‘Did Emma Rice send you?’ spits Lucy Thackeray’s Tina Quince as Margaret Ann Bain’s Philostrate tries to confiscate her tambourine. ‘I’ll have you know this was given to me by Mark Rylance’.
For all the blithe interviews in which new Globe boss Rice – the theatre’s third leader after Rylance and Dominic Dromgoole – has said how little she knows about Shakespeare, let’s make one thing clear: she knows exactly what she’s doing. And her first production for the Bankside institution is an absolute blinder.
Though not as out-there as the ‘Cymbeline’ she did with her erstwhile company Kneehigh a decade ago, it’s more revolutionary, gleefuly pointedly hauling the Globe into a new epoch. Rice’s ‘Dream’ is a wild, bright, polysexual romp in which the theatre’s longstanding fidelity to the Elizabethan period is merrily chucked out of the window.
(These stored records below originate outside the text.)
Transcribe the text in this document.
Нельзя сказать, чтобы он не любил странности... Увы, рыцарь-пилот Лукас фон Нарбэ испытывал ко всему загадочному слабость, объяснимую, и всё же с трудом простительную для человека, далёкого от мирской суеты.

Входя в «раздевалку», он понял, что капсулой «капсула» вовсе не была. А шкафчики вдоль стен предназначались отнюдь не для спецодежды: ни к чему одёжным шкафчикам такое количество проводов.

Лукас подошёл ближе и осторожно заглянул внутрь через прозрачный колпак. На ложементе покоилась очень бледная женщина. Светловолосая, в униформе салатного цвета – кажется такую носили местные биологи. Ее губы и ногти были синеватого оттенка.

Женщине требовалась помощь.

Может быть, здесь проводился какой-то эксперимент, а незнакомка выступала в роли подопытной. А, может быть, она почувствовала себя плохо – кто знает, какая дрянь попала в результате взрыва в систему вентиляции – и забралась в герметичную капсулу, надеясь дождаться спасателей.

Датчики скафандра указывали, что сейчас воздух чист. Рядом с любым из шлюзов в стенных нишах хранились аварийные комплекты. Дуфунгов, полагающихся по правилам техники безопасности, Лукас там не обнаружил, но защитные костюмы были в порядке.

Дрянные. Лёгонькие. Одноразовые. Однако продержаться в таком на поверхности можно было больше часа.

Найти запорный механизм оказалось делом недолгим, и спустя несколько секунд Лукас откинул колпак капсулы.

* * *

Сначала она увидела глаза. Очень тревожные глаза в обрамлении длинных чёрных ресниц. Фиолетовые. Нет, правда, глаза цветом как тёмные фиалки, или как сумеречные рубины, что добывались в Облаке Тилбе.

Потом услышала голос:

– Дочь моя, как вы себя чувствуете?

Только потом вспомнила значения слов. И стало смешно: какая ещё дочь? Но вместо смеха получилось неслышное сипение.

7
Almost everyone is in modern dress, there’s a Bollywood-style sitar soundtrack, the lighting rig and sound system have been souped up, a vivid, tactile set from Börkur Jónsson is based on giant wobbling balloons, and Shakespeare’s script does not survive unscathed.
Still, Rice’s ebullient innovations never feel out of step with the spirit of the play – it doesn’t feel like one of those pointedly ‘adult’ ‘Dreams’, just a production in touch with the play’s anarchic id.
The most notable innovation is Helena becoming Helenus (a sassy Ankur Bahl), a move that rather spices up the lovers storyline, with Lysander and Demetrius now flip-flopping between straight and queer on their one wild night in, er, Hoxton (no Athenian woods here).
Beyond Helenus, the most ostentatious innovation is to turn am-dram-obsessed bumpkins The Mechanicals into a group of dotty Globe stewards, led by Thackeray’s Quince and Ewan Wardrop’s hilariously Alan Partridge-like Bottom. Elsewhere Zubin Varla’s fairy king Oberon is a magnificent letch in period garb, swigging from a two-litre bottle of Strongbow; cabaret star Meow Meow is a hoot as both a rather undignified Titania and a gangster’s moll Hippolyta; and Katy Owen’s marvellous, audience-baiting Puck is an absolute loon – screeching and cackling and force-feeding bananas to audience members (‘What is wrong with you?’ snaps Varla’s Oberon, not unreasonably).
Sure, it’s a bit panto. Purists will freak out. And there may be those who feel worried that it has fundamentally changed what the Globe is about, in terms of it no longer existing to offer a quasi-authentic ‘Shakesperian’ experience.
But the bottom line is it’s a bloody joy: ravishing, engrossing and laugh-out-loud funny. Rice has reinvigorated the Globe, but the Globe has reinvigorated her – Kneehigh’s productions have become somewhat repetitive in recent years, but this doesn’t feel like a Kneehigh production. It feels like Shakespeare, taken to his gloriously anarchic max.